Eskom se Push stores and updates a Google Sheet with the national load shedding level and timestamp. This dataset has only 2 columns namely “created_at” and “stage”. We used this data to create a dashboard visualising the historical load shedding for the country. The goal was to extract as much value out of a simple 2 column dataset. And to showcase to prospective clients how even seemingly the most basic of data sources can produce insights and sexy visualisations.
Here is how we did it.
Steps involved:
1) Fetching the data
2) Ingesting the data
3) Visualisation
Step 1 – Fetching the data:
To continuously stay up to data we used a python script to fetch the data directly from the google sheet on a daily basis.
Step 2 – Ingestion:
A postgreSQL database was created with the appropriate schema to house the data. The scheduled python script then generates unique keys for each record and only insert the records that are new. This takes care of data redundancy. This step is crucial to maintain data persistence as well as making the data easy to query and manipulate for the various visualisations in the next step.
Step 3 – Visualisation:
A preliminary analysis of the data was done to determine which visualisations could be used to tell the South African load shedding story.

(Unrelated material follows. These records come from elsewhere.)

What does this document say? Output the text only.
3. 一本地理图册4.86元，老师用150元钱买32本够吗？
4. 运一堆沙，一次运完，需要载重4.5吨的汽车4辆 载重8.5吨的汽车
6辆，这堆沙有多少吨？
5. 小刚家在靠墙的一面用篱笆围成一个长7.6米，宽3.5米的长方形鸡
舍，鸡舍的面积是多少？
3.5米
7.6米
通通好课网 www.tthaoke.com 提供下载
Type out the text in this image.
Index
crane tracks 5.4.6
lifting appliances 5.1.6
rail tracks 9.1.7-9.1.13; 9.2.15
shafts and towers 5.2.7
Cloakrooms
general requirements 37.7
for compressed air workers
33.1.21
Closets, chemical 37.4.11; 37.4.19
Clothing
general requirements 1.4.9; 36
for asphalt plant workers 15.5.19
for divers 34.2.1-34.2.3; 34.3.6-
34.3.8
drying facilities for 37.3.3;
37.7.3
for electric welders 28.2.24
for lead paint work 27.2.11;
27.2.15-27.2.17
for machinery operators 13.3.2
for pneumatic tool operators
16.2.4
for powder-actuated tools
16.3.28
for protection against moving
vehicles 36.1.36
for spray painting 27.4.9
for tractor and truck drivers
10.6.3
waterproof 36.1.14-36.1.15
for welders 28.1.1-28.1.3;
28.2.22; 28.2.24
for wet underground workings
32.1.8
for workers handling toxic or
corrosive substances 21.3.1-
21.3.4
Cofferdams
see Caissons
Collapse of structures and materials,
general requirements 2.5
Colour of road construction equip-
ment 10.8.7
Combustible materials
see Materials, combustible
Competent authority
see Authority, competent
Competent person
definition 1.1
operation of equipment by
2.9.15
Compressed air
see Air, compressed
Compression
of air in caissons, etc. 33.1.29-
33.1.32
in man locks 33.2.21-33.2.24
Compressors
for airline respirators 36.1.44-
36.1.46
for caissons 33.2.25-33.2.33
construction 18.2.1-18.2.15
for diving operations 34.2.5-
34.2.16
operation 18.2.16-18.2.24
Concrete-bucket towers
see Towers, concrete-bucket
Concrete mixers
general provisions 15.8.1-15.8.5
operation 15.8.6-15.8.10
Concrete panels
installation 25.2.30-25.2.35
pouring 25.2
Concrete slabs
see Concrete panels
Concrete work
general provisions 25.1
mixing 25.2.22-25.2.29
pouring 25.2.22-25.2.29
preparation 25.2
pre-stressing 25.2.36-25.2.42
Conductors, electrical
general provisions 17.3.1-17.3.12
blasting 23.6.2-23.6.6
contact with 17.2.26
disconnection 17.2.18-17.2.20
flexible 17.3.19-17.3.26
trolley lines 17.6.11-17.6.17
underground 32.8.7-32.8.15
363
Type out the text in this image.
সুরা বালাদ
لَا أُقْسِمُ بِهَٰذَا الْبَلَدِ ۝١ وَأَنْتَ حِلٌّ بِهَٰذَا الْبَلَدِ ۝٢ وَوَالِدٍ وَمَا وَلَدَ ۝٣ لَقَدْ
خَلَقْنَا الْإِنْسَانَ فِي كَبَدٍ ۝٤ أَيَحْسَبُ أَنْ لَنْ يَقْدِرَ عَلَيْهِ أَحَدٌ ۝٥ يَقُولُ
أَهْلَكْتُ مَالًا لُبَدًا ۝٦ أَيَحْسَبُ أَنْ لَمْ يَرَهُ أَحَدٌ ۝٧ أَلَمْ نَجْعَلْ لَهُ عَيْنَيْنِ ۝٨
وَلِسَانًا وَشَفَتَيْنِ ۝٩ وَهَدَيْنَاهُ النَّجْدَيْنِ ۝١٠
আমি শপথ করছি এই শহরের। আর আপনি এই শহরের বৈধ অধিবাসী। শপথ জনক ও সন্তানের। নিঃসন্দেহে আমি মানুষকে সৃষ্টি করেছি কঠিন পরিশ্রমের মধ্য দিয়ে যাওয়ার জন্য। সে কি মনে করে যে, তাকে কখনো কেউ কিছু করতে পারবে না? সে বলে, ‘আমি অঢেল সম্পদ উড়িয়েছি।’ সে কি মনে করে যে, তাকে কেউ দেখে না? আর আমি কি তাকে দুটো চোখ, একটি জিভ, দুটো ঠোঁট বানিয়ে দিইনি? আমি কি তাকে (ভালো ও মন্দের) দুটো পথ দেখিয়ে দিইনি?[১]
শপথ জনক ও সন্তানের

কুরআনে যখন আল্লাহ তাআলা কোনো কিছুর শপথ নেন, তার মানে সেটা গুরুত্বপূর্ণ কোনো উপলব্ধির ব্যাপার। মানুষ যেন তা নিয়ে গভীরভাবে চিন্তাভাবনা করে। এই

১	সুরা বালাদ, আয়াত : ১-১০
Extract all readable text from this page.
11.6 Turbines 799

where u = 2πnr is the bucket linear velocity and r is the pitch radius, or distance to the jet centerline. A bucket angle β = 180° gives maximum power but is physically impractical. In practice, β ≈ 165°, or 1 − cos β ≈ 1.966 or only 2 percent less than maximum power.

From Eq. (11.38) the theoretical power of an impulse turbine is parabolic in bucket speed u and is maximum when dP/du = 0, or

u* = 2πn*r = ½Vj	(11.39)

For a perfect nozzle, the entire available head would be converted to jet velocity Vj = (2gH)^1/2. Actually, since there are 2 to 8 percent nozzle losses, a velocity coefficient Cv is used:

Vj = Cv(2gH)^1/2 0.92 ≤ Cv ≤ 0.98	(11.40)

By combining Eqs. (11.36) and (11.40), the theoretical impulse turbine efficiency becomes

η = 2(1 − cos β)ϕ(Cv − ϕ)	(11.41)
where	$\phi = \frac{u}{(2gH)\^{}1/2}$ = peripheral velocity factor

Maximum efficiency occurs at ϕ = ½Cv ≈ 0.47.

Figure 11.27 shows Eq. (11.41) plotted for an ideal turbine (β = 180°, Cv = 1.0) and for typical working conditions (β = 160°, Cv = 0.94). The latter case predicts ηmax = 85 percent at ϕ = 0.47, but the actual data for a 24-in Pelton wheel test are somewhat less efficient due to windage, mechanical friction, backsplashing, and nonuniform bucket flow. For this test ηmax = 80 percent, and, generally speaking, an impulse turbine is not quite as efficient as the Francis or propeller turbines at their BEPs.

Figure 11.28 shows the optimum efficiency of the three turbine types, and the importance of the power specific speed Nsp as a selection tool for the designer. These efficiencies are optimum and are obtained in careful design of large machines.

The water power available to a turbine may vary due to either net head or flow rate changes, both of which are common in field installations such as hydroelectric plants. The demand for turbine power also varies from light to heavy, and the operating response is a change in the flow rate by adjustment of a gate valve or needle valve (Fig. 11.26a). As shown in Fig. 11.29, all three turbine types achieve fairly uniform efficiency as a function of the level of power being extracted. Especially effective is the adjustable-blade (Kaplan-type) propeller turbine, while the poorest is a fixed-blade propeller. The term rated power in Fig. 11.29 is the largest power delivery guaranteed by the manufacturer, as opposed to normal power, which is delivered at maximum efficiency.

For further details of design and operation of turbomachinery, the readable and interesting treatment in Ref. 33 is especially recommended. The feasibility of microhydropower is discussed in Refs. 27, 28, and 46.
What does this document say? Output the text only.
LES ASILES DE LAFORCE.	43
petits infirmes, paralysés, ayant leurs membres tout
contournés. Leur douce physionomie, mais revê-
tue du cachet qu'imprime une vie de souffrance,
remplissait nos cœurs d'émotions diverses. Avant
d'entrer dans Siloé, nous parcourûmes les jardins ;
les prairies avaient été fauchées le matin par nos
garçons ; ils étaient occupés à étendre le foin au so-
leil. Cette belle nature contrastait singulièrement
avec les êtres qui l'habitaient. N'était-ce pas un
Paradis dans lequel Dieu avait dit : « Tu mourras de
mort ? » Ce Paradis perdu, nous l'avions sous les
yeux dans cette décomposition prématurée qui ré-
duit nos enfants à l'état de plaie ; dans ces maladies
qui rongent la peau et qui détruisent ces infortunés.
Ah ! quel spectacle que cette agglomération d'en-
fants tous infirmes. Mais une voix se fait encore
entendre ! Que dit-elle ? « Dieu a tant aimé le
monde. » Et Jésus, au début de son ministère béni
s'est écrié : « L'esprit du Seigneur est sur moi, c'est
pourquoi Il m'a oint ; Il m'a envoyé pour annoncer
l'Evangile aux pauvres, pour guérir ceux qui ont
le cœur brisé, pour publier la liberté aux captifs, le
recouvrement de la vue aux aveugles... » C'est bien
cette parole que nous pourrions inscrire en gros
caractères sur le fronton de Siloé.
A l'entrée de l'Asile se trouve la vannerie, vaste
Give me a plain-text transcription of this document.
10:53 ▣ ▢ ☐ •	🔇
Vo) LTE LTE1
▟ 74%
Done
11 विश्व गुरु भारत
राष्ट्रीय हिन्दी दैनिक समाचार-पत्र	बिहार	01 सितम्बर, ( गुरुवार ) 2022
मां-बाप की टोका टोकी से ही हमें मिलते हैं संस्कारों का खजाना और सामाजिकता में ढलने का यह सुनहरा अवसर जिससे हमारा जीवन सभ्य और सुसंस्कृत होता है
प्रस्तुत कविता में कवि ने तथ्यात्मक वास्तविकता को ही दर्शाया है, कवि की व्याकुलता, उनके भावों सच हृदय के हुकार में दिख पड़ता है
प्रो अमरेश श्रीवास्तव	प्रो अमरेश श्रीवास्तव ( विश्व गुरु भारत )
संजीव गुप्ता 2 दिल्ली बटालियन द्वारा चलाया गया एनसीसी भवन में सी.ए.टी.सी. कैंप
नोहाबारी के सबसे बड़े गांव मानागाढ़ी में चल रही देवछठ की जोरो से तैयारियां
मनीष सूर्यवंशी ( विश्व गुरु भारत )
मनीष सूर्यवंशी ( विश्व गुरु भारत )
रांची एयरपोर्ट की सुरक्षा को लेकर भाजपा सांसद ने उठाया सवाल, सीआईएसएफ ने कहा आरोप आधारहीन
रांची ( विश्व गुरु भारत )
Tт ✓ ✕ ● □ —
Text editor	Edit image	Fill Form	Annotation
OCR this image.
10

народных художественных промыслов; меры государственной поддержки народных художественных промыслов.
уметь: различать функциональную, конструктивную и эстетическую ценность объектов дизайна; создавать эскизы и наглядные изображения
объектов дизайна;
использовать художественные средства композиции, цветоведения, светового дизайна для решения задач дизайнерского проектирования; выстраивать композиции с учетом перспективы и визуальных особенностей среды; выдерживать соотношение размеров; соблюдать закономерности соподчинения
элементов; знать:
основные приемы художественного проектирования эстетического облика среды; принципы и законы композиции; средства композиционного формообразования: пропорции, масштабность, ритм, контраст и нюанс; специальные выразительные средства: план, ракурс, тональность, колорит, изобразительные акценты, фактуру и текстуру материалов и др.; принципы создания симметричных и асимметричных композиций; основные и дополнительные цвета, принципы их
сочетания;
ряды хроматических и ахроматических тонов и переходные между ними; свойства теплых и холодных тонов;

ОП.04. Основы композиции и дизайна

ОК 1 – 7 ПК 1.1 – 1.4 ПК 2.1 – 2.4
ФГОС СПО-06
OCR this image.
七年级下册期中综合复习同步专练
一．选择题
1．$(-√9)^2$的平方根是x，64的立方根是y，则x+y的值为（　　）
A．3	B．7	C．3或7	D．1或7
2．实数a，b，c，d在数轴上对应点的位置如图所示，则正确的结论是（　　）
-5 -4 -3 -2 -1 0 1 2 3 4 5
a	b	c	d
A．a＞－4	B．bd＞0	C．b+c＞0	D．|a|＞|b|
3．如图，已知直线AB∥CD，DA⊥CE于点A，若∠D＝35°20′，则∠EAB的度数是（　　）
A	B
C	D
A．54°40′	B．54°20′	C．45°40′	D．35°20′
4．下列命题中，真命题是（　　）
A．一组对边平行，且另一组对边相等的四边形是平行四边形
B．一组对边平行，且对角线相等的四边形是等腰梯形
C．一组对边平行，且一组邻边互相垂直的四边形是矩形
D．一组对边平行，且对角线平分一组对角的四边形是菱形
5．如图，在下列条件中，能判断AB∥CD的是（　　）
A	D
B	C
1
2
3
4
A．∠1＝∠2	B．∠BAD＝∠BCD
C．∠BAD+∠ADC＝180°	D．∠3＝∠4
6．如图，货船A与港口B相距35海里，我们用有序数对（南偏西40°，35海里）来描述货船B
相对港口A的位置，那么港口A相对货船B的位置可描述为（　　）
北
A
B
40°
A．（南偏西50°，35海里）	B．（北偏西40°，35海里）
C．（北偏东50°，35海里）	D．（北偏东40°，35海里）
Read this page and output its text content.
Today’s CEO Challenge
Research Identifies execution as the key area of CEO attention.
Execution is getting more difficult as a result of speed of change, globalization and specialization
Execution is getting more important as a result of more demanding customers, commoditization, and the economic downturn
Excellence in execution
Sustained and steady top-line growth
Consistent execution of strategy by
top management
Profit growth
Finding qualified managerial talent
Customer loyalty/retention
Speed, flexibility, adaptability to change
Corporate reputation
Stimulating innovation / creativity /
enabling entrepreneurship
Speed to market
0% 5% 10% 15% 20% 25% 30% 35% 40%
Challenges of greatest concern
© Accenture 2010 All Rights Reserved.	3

We have derived 2 dashboards one looking at loadshedding on yearly level and the other looking at loadshedding on a monthly level.
Monthly level:
The monthly level has visualisation for how many days of the month we had loadshedding and how many days we did not have load shedding. It also has a breakdown of the different stages that happened in a given day for the month. A scatter plot showcasing a return to a level denoted by the darker shades. A distribution of the stages for that month. A line chart showcasing the change in stages over time. And then a comparison to last year for the same month.
Yearly level:
The yearly level looks at the loadshedding trend over time 2023 being the worst year for load shedding. Furthermore, it compares the past 5 years of load shedding for through the year. We can also see the trend for the year and compare that to the previous year. We have the distributions as well where the darker shades occur more frequently for that specific day of the month and stage. Lastly, we visualise the distribution of stages as a percentage in a pie chart.